For smaller firms with limited administrative capacity, this adds another layer of complexity and cost.
In addition, SMEs often ship smaller volumes, limiting their ability to negotiate better freight rates or spread fixed logistics costs across large consignments.
As a result, many are effectively locked out of continental markets despite the availability of preferential access.
“Logistics systems along major corridors are designed around high-volume exporters,” the report states, “SMEs face similar compliance costs but without the scale to absorb them.”
This comes even as Kenya’s export potential within Africa remains significant. Trade with West Africa, particularly Nigeria, illustrates both the opportunity and the constraints.
Kenya exported goods worth $51.1 million (Sh6.6 billion) to Nigeria in 2024, largely comprising manufactured products such as textile fibres, processed foods, iron and steel products, and agricultural commodities like tea and coffee.
Yet, these exports remain modest relative to Nigeria’s market size, partly due to high shipping costs, long transit times and limited direct logistics links between East and West Africa.
Cargo to West Africa is often transshipped through third-party ports, adding both cost and complexity.
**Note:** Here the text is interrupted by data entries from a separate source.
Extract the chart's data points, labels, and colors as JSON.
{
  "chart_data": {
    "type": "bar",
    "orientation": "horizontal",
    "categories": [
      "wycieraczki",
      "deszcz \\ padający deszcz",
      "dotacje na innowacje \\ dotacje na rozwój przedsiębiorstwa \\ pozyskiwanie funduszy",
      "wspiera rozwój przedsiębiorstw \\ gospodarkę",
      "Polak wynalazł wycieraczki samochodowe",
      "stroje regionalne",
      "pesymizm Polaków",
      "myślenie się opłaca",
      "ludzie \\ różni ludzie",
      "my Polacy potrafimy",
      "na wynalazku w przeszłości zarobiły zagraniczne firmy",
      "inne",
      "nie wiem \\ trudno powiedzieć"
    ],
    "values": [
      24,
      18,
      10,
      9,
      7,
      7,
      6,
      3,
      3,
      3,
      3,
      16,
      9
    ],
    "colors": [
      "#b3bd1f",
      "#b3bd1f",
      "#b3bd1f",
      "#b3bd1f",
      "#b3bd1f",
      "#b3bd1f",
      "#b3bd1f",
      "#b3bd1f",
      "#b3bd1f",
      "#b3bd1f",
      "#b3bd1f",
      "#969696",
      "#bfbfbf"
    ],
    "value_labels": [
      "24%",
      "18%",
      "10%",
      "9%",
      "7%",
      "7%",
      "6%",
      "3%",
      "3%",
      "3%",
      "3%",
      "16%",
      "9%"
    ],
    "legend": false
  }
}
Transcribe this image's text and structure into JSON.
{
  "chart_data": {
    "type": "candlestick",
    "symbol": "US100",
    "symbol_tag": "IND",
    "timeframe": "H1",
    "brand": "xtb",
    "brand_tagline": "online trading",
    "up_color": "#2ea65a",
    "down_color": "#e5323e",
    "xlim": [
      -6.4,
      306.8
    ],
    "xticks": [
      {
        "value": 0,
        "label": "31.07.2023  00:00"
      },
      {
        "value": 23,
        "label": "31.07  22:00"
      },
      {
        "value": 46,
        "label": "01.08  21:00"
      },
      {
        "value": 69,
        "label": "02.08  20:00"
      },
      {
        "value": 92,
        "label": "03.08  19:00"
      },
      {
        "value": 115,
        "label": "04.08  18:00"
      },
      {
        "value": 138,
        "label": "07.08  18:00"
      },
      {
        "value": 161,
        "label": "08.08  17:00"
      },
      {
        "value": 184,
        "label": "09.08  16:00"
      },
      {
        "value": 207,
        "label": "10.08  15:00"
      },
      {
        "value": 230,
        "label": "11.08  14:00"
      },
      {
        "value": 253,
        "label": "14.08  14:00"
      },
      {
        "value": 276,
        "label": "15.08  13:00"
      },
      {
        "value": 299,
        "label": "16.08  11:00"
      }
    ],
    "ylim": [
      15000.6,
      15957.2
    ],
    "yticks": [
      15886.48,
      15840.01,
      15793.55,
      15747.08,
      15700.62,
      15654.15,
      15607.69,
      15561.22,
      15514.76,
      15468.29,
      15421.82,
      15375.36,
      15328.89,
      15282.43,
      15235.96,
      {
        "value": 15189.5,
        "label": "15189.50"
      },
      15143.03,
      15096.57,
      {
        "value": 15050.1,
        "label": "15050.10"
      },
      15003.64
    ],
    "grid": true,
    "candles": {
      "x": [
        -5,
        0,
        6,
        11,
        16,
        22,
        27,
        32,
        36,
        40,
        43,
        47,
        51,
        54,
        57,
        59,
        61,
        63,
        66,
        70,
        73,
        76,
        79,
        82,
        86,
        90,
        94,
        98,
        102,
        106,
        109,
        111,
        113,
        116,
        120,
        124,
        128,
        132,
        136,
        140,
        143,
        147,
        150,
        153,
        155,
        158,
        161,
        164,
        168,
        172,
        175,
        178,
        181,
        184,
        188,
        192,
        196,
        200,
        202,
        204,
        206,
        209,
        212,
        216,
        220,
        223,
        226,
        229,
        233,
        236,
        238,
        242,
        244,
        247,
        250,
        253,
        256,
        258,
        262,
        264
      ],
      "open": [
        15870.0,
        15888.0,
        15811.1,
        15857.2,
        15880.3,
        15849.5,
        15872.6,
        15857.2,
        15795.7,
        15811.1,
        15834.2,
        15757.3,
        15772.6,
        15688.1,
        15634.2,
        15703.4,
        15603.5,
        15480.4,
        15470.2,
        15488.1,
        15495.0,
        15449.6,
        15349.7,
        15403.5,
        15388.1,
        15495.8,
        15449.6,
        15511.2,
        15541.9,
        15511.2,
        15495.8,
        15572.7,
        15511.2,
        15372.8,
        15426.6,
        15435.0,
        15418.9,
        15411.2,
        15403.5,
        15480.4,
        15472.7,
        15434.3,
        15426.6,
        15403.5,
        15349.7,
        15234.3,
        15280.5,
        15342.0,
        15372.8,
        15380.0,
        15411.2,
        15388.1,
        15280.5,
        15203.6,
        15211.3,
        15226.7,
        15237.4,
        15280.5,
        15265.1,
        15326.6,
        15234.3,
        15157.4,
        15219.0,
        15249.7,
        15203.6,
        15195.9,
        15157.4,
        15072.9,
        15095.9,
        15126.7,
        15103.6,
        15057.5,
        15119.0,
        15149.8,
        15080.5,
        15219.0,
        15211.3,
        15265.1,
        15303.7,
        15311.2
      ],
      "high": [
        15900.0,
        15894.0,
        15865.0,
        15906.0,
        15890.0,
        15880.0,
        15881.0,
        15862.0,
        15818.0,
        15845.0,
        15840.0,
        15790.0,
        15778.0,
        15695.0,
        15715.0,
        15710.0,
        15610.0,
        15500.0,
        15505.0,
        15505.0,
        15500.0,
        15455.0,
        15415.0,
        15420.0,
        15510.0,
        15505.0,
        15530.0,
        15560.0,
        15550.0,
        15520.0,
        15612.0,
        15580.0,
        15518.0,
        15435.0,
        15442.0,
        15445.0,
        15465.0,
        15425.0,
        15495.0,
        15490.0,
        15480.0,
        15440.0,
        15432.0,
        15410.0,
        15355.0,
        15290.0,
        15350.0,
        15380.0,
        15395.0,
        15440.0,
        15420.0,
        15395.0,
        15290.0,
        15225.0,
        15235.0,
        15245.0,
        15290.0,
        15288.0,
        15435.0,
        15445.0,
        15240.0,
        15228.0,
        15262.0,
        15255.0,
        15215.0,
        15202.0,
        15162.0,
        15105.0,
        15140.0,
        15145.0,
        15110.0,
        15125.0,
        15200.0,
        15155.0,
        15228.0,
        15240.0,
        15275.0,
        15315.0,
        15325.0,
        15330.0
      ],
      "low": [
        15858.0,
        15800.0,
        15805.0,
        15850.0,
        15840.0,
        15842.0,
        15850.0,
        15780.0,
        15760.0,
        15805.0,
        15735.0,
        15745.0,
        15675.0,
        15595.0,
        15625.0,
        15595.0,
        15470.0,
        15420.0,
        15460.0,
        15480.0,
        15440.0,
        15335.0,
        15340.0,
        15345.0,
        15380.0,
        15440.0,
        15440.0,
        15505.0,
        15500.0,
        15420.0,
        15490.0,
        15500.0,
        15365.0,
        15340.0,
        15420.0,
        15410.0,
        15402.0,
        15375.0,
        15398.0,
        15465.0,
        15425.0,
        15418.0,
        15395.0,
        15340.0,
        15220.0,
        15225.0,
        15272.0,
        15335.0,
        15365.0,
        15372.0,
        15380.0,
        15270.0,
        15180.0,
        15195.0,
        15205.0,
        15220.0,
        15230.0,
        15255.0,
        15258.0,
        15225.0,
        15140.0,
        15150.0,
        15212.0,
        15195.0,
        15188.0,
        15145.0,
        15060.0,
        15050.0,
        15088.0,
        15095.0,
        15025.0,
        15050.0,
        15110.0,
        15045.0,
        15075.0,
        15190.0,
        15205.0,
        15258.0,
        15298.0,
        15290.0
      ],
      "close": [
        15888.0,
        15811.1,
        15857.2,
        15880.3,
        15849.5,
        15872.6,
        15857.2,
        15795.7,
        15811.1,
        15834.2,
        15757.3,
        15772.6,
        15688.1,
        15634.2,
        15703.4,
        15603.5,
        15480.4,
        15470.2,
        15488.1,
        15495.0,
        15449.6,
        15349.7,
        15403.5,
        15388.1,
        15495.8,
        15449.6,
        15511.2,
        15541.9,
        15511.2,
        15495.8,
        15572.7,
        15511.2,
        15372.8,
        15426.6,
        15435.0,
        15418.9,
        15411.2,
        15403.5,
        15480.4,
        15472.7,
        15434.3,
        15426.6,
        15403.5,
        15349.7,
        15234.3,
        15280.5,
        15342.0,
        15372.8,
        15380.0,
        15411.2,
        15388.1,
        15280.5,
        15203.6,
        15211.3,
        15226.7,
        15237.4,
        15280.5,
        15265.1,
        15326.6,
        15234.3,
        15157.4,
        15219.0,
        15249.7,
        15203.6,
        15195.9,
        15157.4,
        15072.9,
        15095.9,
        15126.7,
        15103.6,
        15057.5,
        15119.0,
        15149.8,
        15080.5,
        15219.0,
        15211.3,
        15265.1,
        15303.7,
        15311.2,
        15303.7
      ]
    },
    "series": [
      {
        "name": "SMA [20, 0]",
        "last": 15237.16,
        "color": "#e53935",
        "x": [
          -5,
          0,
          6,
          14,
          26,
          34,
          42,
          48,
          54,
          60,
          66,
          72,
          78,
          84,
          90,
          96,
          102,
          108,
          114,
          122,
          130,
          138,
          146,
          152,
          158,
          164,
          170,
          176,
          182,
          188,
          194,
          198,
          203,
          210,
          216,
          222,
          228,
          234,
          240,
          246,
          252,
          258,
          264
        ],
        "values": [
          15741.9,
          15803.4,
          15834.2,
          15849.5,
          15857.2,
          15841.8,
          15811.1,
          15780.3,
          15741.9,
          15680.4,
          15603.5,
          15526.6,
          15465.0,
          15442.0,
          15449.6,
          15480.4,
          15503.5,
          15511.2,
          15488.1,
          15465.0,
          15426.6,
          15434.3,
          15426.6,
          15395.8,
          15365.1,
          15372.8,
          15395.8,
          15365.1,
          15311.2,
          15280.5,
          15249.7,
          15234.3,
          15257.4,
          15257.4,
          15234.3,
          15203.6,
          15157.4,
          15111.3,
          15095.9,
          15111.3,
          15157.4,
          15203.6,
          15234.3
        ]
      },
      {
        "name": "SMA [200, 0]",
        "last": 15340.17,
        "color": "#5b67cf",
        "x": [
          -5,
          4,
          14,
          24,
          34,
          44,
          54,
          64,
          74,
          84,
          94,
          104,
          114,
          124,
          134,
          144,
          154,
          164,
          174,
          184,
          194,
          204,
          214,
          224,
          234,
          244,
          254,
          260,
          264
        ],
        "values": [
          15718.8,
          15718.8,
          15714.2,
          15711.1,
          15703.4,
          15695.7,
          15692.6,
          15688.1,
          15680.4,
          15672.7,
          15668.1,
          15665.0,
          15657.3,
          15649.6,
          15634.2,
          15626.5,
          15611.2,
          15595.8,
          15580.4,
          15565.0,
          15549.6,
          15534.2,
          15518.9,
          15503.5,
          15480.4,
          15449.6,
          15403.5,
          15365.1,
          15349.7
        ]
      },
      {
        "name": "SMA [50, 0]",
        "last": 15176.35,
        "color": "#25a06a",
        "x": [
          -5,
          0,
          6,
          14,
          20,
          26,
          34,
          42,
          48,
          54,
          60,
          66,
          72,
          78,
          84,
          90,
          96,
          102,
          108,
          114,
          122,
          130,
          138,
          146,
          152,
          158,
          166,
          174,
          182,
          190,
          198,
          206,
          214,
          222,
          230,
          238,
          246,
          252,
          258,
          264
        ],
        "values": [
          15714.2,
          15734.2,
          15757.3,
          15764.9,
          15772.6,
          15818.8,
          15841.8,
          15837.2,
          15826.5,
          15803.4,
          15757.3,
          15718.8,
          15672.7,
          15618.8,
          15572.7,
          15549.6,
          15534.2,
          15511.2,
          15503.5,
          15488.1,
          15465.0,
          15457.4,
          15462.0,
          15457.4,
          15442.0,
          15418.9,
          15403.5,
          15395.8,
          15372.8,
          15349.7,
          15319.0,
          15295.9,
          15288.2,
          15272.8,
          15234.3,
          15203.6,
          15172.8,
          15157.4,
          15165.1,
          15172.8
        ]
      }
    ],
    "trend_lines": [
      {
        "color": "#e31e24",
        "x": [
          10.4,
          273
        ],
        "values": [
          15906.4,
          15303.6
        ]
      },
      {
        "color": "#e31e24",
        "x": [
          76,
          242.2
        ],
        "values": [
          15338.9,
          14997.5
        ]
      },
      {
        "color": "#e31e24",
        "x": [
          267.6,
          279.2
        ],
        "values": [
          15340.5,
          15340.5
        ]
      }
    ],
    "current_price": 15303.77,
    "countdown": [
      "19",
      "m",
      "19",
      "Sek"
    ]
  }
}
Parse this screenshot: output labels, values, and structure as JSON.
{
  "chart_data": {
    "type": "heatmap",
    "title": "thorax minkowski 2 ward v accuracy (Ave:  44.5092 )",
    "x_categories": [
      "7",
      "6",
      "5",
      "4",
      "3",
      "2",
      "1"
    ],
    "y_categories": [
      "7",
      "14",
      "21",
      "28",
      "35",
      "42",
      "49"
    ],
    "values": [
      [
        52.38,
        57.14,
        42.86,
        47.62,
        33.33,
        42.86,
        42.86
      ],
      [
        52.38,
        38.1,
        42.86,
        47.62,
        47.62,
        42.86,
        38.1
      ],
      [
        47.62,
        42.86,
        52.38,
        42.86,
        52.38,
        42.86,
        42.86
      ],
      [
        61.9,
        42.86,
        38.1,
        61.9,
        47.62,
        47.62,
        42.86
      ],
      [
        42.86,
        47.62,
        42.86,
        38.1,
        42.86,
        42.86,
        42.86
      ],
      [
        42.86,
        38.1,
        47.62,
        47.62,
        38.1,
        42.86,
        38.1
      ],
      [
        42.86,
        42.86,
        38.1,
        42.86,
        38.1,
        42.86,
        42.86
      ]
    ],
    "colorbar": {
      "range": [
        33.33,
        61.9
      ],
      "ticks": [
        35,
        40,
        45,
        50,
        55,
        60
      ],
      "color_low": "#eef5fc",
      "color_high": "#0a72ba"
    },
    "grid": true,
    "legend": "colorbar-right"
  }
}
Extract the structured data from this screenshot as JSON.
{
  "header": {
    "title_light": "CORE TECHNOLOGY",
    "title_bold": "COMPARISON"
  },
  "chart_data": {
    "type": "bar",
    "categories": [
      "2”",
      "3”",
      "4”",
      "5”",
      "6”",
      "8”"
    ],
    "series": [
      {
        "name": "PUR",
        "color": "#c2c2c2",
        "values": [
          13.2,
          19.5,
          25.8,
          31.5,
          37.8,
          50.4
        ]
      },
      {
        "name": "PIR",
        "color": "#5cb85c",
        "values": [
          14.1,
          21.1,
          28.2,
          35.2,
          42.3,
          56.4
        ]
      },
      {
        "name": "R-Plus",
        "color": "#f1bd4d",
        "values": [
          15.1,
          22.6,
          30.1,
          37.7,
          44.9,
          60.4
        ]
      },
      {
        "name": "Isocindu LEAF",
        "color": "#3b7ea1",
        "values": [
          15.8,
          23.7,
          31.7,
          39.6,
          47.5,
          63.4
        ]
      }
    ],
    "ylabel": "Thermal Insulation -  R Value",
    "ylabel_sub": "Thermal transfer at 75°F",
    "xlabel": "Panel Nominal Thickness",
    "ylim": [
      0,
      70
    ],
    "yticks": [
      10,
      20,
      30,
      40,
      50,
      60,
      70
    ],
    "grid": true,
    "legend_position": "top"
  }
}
Industry players say unlocking AfCFTA gains will require a shift in focus from tariffs to trade facilitation.
KAM chief executive Tobias Alando says targeted interventions are needed to address structural inefficiencies in logistics systems.
Key recommendations include investing in cargo aggregation centres to allow SMEs to consolidate shipments and reduce per-unit transport costs.
A proposed shared distribution hub in Lusaka, for example, could also enable exporters to pool cargo, improve container utilisation and enhance delivery predictability.
Improving coordination among border agencies is also critical.
Despite the rollout of the National Electronic Single Window System, exporters still face delays and additional costs due to fragmented processes across agencies such as customs, standards and phytosanitary authorities.
Further, there is need to enhance maritime and air connectivity within Africa as limited direct shipping routes and high aviation costs continue to constrain intra-African trade, pointing to the urgency of implementing initiatives such as the Single African Air Transport Market.
Security and infrastructure gaps along key corridors must also be addressed to improve reliability, particularly along emerging routes like Moyale.
“The African Continental Free Trade Area brings together 54 countries into a single market, creating significant opportunity for Kenyan manufacturers. But there is a clear gap between that opportunity and reality,” Alando said.
Beyond infrastructure, experts say Kenya must invest in building SME export capacity.
This includes supporting firms to comply with Rules of Origin, improving access to market information, and facilitating linkages with buyers across the continent.
“Improving SME participation in AfCFTA markets will depend not only on tariff preferences but also on logistics efficiency and export readiness,” the report concludes.
TradeMark Africa Country Director, Lilian Mwai, said: “From high clearance costs to infrastructure delays and inefficiencies in logistics systems, these are issues that must be addressed to unlock intra-African trade and enable businesses to compete effectively.”
As Kenya pushes to grow manufacturing’s contribution to GDP from 7.3 per cent to 20 per cent by 2030, the stakes are high.
Without addressing the “cost-and-friction wedge” embedded in its trade systems, the country risks ceding ground to more competitive exporters within the continent, experts have warned.